Eingetrübte Aussichten für Wirtschaftswachstum

Foto: dpa

Die aktuelle Omikron-Welle in der seit zwei Jahren wütenden Pandemie läuft langsam aus. Etliche Staaten nehmen die erlassenen Mobilitätseinschränkungen zurück. Im Jahr 2022 könnte der Übergang in ein epidemisches Stadium der Virus-Erkrankungen erreicht werden.

Weniger positiv stellt sich die angestrebte Rückkehr zum gängigen Akkumulationsmodus dar. Die erhoffte zügige Rückkehr zur Wirtschaftsdynamik ist nicht zu sehen. Die Wachstumsraten fallen geringer aus und die Preissteigerungen bleiben auf hohem Niveau. Angesichts eines schwächeren erwarteten Wachstums in China und den USA hat der Internationale Währungsfonds (IWF) seine Prognose zur Entwicklung der Weltwirtschaft etwas nach unten korrigiert. Die globale Wirtschaft soll 2022 um 4,4% wachsen – 0,5 Prozentpunkte weniger, als noch bei der letzten Prognose im Oktober angenommen.

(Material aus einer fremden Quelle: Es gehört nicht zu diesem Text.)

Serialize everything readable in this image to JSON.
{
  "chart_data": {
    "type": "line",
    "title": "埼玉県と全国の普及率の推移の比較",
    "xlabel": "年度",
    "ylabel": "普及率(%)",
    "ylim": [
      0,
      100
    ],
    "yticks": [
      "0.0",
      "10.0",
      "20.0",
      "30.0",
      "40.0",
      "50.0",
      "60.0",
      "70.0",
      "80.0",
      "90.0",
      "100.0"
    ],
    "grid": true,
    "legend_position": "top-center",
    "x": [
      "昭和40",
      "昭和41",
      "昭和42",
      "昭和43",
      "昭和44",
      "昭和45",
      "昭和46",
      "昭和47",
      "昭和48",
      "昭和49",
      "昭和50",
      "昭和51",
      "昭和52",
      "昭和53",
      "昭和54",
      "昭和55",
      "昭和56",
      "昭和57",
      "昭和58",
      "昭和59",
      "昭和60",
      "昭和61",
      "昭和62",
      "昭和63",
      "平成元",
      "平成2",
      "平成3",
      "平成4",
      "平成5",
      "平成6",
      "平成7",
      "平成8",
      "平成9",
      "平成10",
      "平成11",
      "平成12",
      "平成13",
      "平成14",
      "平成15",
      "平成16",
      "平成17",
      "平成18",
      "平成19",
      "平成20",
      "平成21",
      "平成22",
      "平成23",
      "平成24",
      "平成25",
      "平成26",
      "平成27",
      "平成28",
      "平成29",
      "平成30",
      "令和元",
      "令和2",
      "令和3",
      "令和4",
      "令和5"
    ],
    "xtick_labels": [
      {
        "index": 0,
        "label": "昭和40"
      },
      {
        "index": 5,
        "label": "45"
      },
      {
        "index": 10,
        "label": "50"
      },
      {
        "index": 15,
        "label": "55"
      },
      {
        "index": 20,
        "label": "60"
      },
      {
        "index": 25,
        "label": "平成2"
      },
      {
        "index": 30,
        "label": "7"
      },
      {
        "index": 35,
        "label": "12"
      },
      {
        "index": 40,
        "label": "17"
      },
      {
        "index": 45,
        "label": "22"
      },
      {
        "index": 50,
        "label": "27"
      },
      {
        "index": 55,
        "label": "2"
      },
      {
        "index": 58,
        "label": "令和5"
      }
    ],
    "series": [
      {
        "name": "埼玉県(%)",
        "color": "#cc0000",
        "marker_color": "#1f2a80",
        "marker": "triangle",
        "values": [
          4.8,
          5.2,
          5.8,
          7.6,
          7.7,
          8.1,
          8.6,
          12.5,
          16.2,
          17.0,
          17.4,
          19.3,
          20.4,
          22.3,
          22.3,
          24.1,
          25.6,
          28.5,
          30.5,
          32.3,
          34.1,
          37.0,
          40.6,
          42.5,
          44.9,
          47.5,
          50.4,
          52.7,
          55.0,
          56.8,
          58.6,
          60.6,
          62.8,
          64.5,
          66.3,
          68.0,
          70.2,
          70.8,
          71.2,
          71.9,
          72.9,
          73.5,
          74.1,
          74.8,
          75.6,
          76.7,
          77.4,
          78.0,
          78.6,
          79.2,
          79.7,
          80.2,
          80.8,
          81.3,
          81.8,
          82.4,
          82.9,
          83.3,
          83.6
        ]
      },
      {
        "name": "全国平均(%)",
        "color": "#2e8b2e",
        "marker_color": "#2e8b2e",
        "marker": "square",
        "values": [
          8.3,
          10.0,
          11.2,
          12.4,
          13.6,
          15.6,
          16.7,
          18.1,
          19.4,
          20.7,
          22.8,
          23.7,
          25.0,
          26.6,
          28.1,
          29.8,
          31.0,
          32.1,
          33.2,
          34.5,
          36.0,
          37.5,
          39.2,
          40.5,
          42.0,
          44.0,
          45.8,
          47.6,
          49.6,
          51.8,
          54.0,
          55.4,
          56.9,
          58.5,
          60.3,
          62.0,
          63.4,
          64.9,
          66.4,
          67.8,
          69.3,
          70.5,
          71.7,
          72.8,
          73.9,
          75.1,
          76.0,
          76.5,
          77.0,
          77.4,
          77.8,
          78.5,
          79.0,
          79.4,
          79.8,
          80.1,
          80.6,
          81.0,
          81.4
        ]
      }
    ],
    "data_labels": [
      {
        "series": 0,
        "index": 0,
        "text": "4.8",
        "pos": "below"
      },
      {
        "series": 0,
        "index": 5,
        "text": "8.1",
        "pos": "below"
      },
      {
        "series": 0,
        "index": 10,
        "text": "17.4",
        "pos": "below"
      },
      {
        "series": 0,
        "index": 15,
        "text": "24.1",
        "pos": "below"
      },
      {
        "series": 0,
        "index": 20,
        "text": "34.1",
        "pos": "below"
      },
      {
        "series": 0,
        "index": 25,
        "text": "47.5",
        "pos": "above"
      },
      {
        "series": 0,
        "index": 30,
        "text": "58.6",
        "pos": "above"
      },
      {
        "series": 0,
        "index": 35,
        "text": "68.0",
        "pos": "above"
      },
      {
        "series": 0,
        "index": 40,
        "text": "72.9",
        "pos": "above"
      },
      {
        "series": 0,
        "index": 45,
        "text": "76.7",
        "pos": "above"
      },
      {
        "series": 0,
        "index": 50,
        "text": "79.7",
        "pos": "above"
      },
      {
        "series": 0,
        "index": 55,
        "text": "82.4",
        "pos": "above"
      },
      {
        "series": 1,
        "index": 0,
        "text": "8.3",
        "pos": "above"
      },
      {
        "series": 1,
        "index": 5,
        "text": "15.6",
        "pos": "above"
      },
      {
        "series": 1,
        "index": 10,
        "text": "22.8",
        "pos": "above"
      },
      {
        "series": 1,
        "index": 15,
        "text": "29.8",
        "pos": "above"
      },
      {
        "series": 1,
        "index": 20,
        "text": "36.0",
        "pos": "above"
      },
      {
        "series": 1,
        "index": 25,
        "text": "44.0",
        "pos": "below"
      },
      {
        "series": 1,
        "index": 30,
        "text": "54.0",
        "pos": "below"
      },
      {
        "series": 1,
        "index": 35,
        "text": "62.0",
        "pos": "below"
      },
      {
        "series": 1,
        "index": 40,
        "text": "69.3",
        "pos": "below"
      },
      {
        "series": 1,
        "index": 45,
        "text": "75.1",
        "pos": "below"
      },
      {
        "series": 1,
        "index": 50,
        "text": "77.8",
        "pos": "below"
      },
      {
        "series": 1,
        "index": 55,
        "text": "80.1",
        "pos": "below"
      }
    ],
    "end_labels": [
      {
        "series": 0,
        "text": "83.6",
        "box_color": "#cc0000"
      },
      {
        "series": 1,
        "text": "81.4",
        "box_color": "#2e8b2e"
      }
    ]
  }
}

Die Inflationsrate hingegen wird deutlich höher ausfallen als noch vor drei Monaten erwartet. Für die Industriestaaten rechnet der IWF für dieses Jahr mit einer durchschnittlichen Inflationsrate von 3,9%, eine Erhöhung um 1,6 Prozentpunkte. Mit der angestrebten Absenkung der Teuerungsrate sei erst 2023 zu rechnen. Höhere Preise und damit eine Geldentwertung wird von den Endverbraucher*innen durchaus kritisch gesehen, zumal die Treiber dieser Entwicklung vor allem die Preise für Energie sind.

Die Prognose für das Wachstum des Bruttoinlandsprodukts (BIP) in Deutschland in diesem Jahr senkte der IWF auf 3,8%, das sind 0,8 Prozentpunkte weniger als noch im Oktober angenommen. Als Grund für diese korrigierten Prognosen nannte der IWF vor allem die anhaltenden Unterbrechungen globaler Lieferketten, die die deutsche Wirtschaft besonders treffen. Für die Eurozone senkte der IWF seine Wachstumsprognose für dieses Jahr um 0,4 Prozentpunkte auf 3,9%.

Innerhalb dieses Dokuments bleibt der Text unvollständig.